Quando acadêmica no Curso Normal Superior tive minhas
primeiras cadeiras voltadas à Psicopedagogia. O encantamento pelo processo
psicopedagógico, as vivências de algumas técnicas de intervenção, perceber que
a inclusão é algo possível e viável me proporcionaram aberturas para novos
horizontes, pois podemos fazer mais do que simplesmente aquilo que o contexto
educativo nos apresenta.
Logo após veio a Pós em Neuropsicopedagogia e tudo aquilo que
aprendi na faculdade ganhou maior significado. O conhecimento das Neurociências
despertou em mim o desejo de saber mais, estudar mais. Elencar novas prioridades
em minha vida, entender que através de nossos estudos estamos colaborando para melhorar
a qualidade de vida de outras pessoas. Entender as bases neurais do comportamento humano, ter
conhecimento da neuroplasticidade, relacionar aprendizagem e cérebro são
aspectos fascinantes que a Neuropsicopedagogia nos proporciona.

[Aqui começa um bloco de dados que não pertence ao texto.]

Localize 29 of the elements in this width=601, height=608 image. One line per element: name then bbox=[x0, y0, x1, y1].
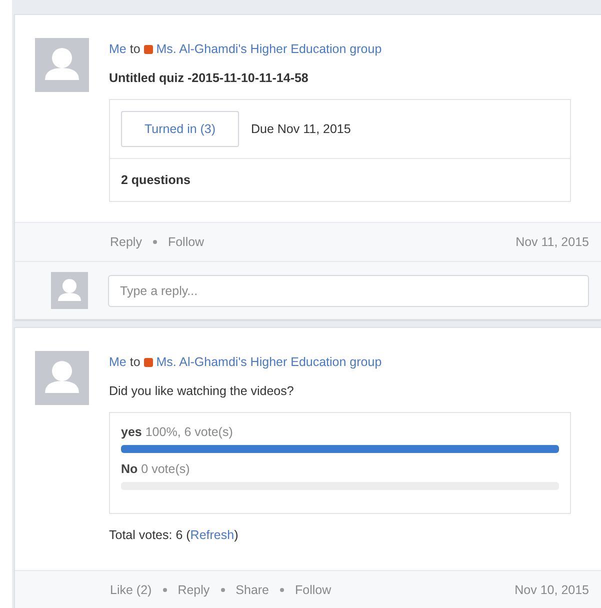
action-link[interactable]: Like (2) bbox=[110, 583, 152, 597]
question-count: 2 questions bbox=[121, 173, 190, 187]
group-icon bbox=[144, 45, 153, 54]
action-link[interactable]: Reply bbox=[110, 235, 142, 249]
group-link[interactable]: Ms. Al-Ghamdi's Higher Education group bbox=[156, 42, 382, 56]
action-link[interactable]: Follow bbox=[295, 583, 332, 597]
action-link[interactable]: Reply bbox=[178, 583, 210, 597]
turned-in-button[interactable]: Turned in (3) bbox=[121, 111, 239, 147]
poll-option: No 0 vote(s) bbox=[121, 462, 559, 476]
author-link[interactable]: Me bbox=[109, 42, 126, 56]
refresh-link[interactable]: Refresh bbox=[190, 528, 234, 542]
action-link[interactable]: Follow bbox=[168, 235, 204, 249]
due-date: Due Nov 11, 2015 bbox=[251, 122, 351, 136]
author-link[interactable]: Me bbox=[109, 355, 126, 369]
post-header: Me to Ms. Al-Ghamdi's Higher Education group bbox=[109, 41, 383, 57]
post-date: Nov 11, 2015 bbox=[516, 235, 589, 249]
avatar-icon bbox=[51, 272, 88, 309]
group-icon bbox=[144, 358, 153, 367]
action-link[interactable]: Share bbox=[236, 583, 270, 597]
avatar-icon bbox=[35, 38, 89, 92]
quiz-title: Untitled quiz -2015-11-10-11-14-58 bbox=[109, 71, 310, 85]
group-link[interactable]: Ms. Al-Ghamdi's Higher Education group bbox=[156, 355, 382, 369]
total-votes: Total votes: 6 (Refresh) bbox=[109, 528, 240, 544]
post-header: Me to Ms. Al-Ghamdi's Higher Education group bbox=[109, 354, 383, 370]
post-date: Nov 10, 2015 bbox=[514, 583, 589, 597]
poll-question: Did you like watching the videos? bbox=[109, 384, 295, 398]
reply-field[interactable]: Type a reply... bbox=[108, 274, 589, 306]
avatar-icon bbox=[35, 351, 89, 405]
poll-option: yes 100%, 6 vote(s) bbox=[121, 425, 559, 439]
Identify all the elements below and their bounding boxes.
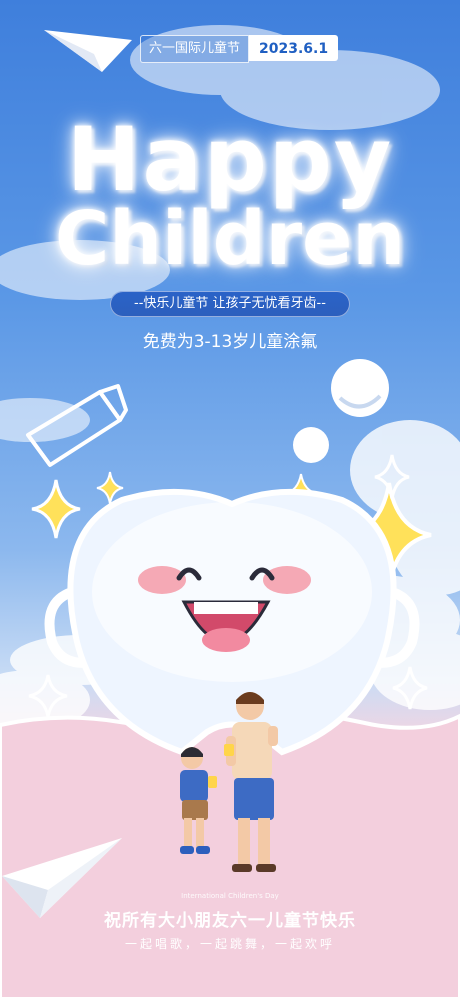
toothpaste-icon: [26, 384, 128, 467]
english-caption: International Children's Day: [181, 892, 279, 900]
slogan-text: 一起唱歌，一起跳舞，一起欢呼: [124, 937, 335, 951]
paper-plane-top-icon: [44, 30, 132, 72]
offer-text: 免费为3-13岁儿童涂氟: [142, 332, 318, 352]
bubble-large-icon: [331, 359, 389, 417]
event-badge: 六一国际儿童节: [140, 35, 250, 63]
tagline-pill: --快乐儿童节 让孩子无忧看牙齿--: [110, 291, 350, 317]
headline-children: Children: [54, 196, 406, 282]
poster: 六一国际儿童节 2023.6.1 Happy Children --快乐儿童节 …: [0, 0, 460, 999]
greeting-text: 祝所有大小朋友六一儿童节快乐: [104, 911, 356, 931]
bubble-small-icon: [293, 427, 329, 463]
date-badge: 2023.6.1: [249, 35, 339, 61]
parent-child-illustration: [180, 692, 278, 872]
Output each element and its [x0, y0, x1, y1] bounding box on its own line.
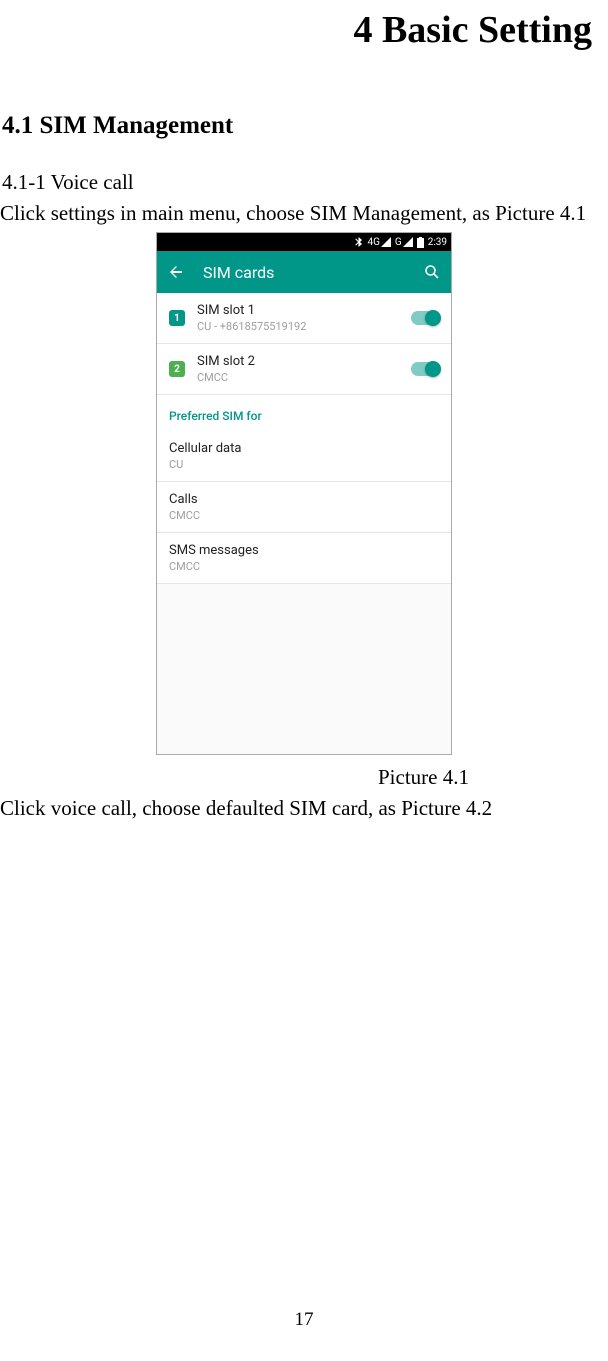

Ser Neuropsicopedagogo é um compromisso sério e de muita
responsabilidade, pois diariamente novos conhecimentos do cérebro vêm sendo
apresentados, novos livros e técnicas de estimulação surgem em diversos contextos
da educação. Precisamos estar em constante reciclagem, o fazer
neuropsicopedagógico nos exige dedicação e constante atualização, mas se você
se permite apaixonar-se pela Neuropsicopedagogia, ela te contagia e mesmo sem
perceber já estará em busca do mais.